Recently my husband and I actually stayed up to watch a movie. It was a rare occasion. We have three kids and — miracle of miracles — they all went to bed and were all asleep at the same time. No one was crying. No was pleading to stay awake. And no one was claiming that they needed more water or had to pee.
As we savoured our parenting victory, my husband yawned and said, “My feet are so sore.” In that moment, it occurred to me that we waited too long to have kids. From the day that our eldest child will enter high school roughly eight years from now, we will have at least one kid in high school for 12 years.
Think about that for a second. Twelve. Years. Of. High. School. I swear, 27 hairs on the top of my head just spontaneously turned white at the thought of this truth.
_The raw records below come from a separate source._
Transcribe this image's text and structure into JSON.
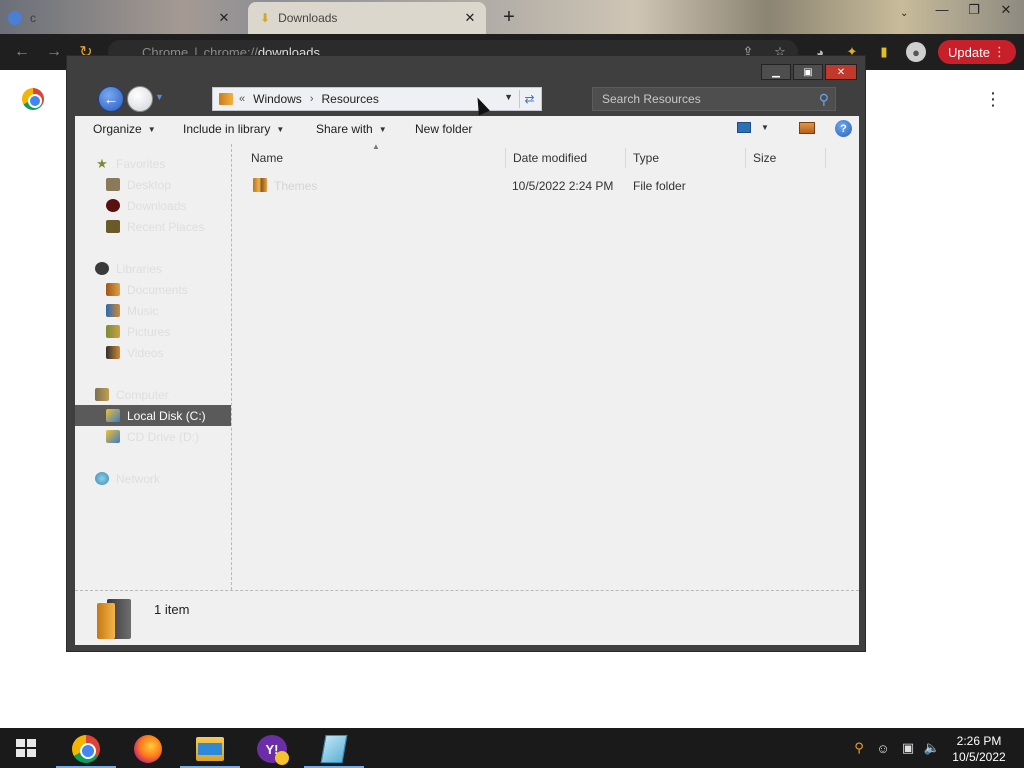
{
  "browser": {
    "tabs": [
      {
        "title": "c",
        "active": false
      },
      {
        "title": "Downloads",
        "active": true
      }
    ],
    "omnibox": {
      "site": "Chrome",
      "url_scheme": "chrome://",
      "url_path": "downloads"
    },
    "update_label": "Update"
  },
  "explorer": {
    "breadcrumb": {
      "overflow": "«",
      "items": [
        "Windows",
        "Resources"
      ]
    },
    "search_placeholder": "Search Resources",
    "commands": {
      "organize": "Organize",
      "include_in_library": "Include in library",
      "share_with": "Share with",
      "new_folder": "New folder"
    },
    "nav": {
      "favorites": {
        "label": "Favorites",
        "items": [
          "Desktop",
          "Downloads",
          "Recent Places"
        ]
      },
      "libraries": {
        "label": "Libraries",
        "items": [
          "Documents",
          "Music",
          "Pictures",
          "Videos"
        ]
      },
      "computer": {
        "label": "Computer",
        "items": [
          "Local Disk (C:)",
          "CD Drive (D:)"
        ]
      },
      "network": {
        "label": "Network"
      }
    },
    "columns": [
      "Name",
      "Date modified",
      "Type",
      "Size"
    ],
    "files": [
      {
        "name": "Themes",
        "date_modified": "10/5/2022 2:24 PM",
        "type": "File folder",
        "size": ""
      }
    ],
    "status": {
      "item_count": "1 item"
    }
  },
  "taskbar": {
    "apps": [
      "chrome-icon",
      "firefox-icon",
      "file-explorer-icon",
      "yahoo-messenger-icon",
      "notepad-icon"
    ],
    "clock": {
      "time": "2:26 PM",
      "date": "10/5/2022"
    }
  },
  "colors": {
    "selected_nav_bg": "#5a5a5a",
    "update_button": "#c8202a",
    "close_button": "#c0392b",
    "taskbar_bg": "#1a1a1a"
  }
}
When our last child graduates from high school and is ready to go off to college, our eldest child will have been out of university for eight years. He will have already started a family or a career as a professional stuntman for Kung Fu movies (if his wish right now comes true). My husband will be five years away from retirement and I will be seriously wondering if we will actually get to experience the blissful empty nest syndrome our friends talk on and on about.
I told myself for the longest time that I was glad that I waited to have kids because it meant that I claimed my youth as mine. I took full advantage of my younger years, for sure: I travelled around the world. I earned a master’s degree. I bought a house. I did all the things that I thought a full life should include. Now I’m steeping in the hottest depth of parenthood with my patient and loving husband, and I seriously wonder if I foolishly waited too long.
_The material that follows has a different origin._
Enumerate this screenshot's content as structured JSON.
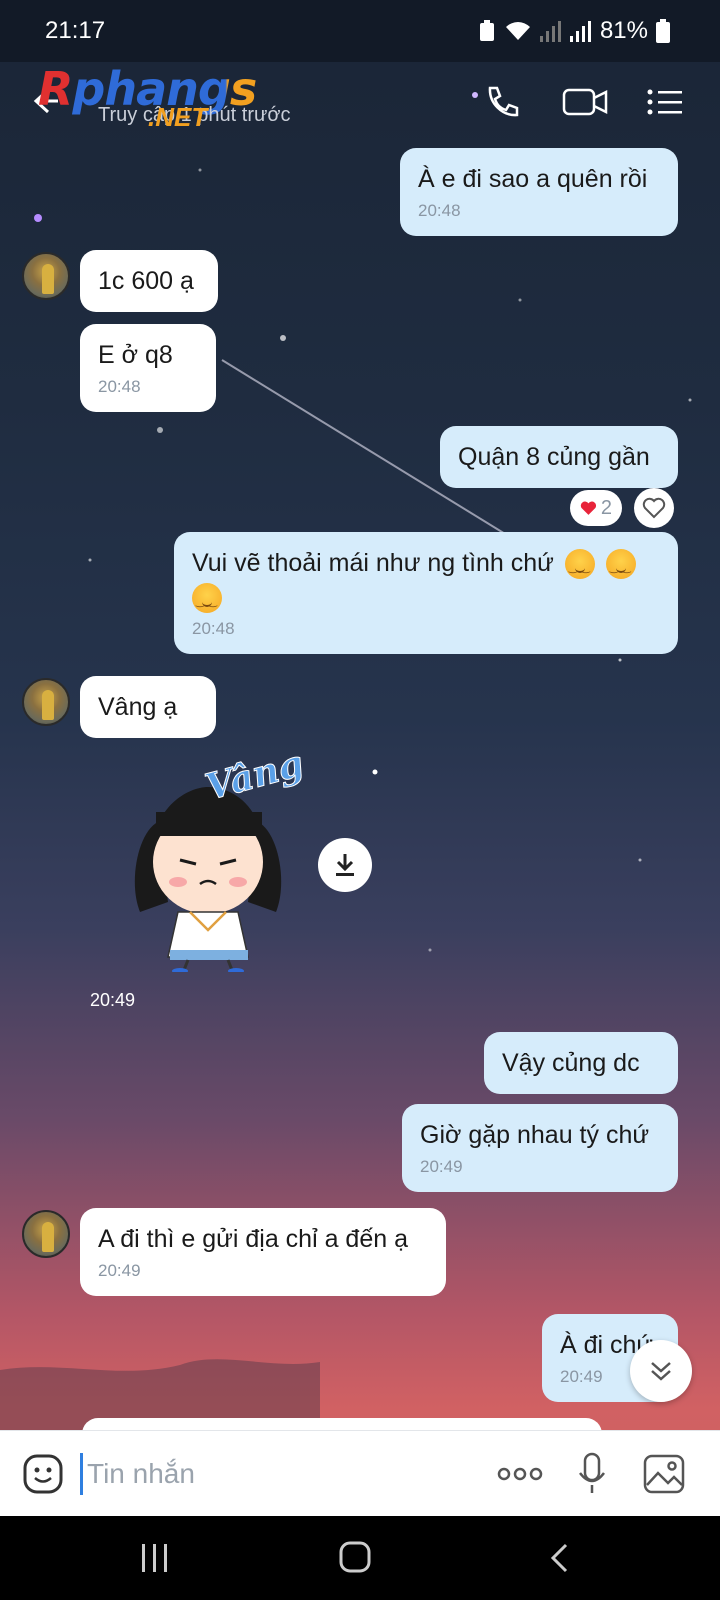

My mum friends who are a decade younger than me and with kids the same age as mine are all so fresh-faced and energetic, despite the exhaustion that comes with raising kids. They have all the energy for things like power cleaning their houses on the same day that they host a playdate, or dragging a bunch of kids to sports practice.
I envy them.
I am not old, but I feel old. My skin is changing. My hair is changing. My sex drive, ability to digest cheese, and sleep patterns are all changing to match that of a mum who is no longer a spring chicken.
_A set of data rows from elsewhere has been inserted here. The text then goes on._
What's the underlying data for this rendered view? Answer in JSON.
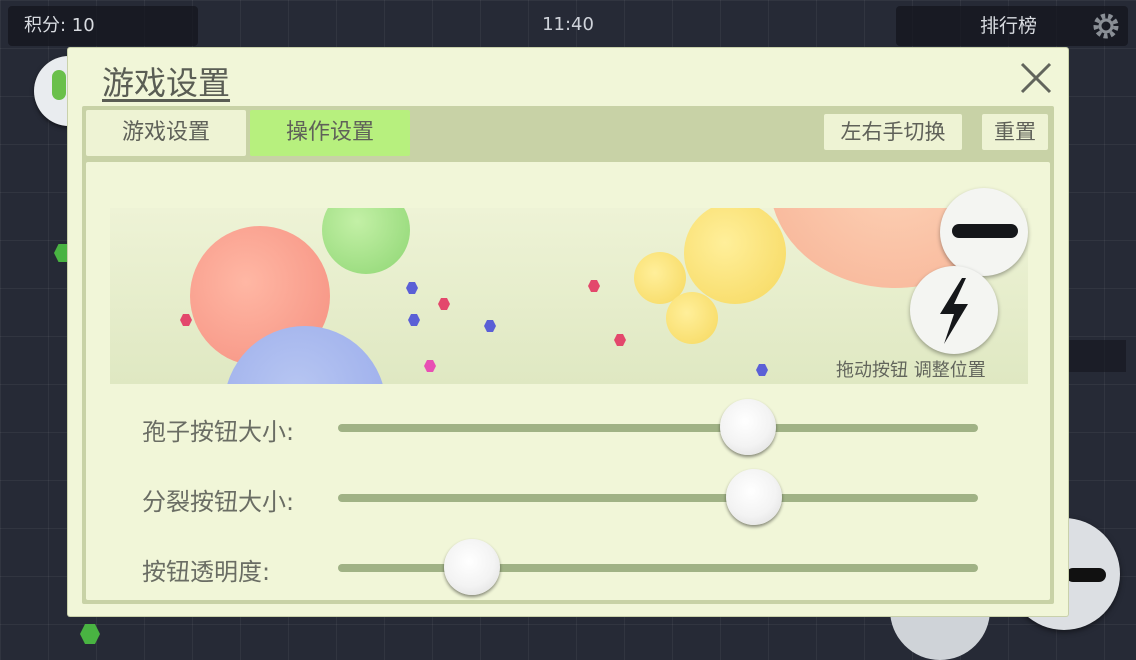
{
  "hud": {
    "score_text": "积分: 10",
    "time": "11:40",
    "leaderboard_label": "排行榜",
    "settings_icon": "gear-icon"
  },
  "dialog": {
    "title": "游戏设置",
    "close_icon": "close-icon",
    "tabs": [
      {
        "label": "游戏设置",
        "selected": false
      },
      {
        "label": "操作设置",
        "selected": true
      }
    ],
    "buttons": {
      "swap_hands": "左右手切换",
      "reset": "重置"
    },
    "preview": {
      "split_button_icon": "minus-icon",
      "spore_button_icon": "lightning-icon",
      "drag_hint": "拖动按钮 调整位置"
    },
    "sliders": [
      {
        "label": "孢子按钮大小:",
        "value_percent": 64
      },
      {
        "label": "分裂按钮大小:",
        "value_percent": 65
      },
      {
        "label": "按钮透明度:",
        "value_percent": 21
      }
    ]
  },
  "colors": {
    "dialog_bg": "#f1f6d8",
    "frame": "#c8d2a6",
    "tab_selected": "#b7f07e",
    "slider_track": "#a0b285"
  }
}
Parenting three kids, with four years between them, is great in so many ways. They are not close enough in age to compete but they are close enough to play and appreciate each other while also having their own lives. My eldest child has his school friends. My middle one has his library playgroup friends. And the baby, well, she is basically a barnacle attached to me at all times. My husband and I thought we were being smart by spacing our kids out like this, but the truth is that their young years are moving glacially slow. It is hard to not look at them and think that by the time they are all grown and flown I will be too old to be able to enjoy my husband and an empty house.
My kids are not a burden, not in the least. They bring a universe of joy to my life that is bigger and richer than any trip around the world. They do, however, demand an enormous amount of energy that I simply don’t have the way I did 10 years ago. I regret waiting to have them. If there were such as thing as a do-over, I would have had all three of my kids when I was in my early twenties and feeling the intoxicating effects of vim and vigour.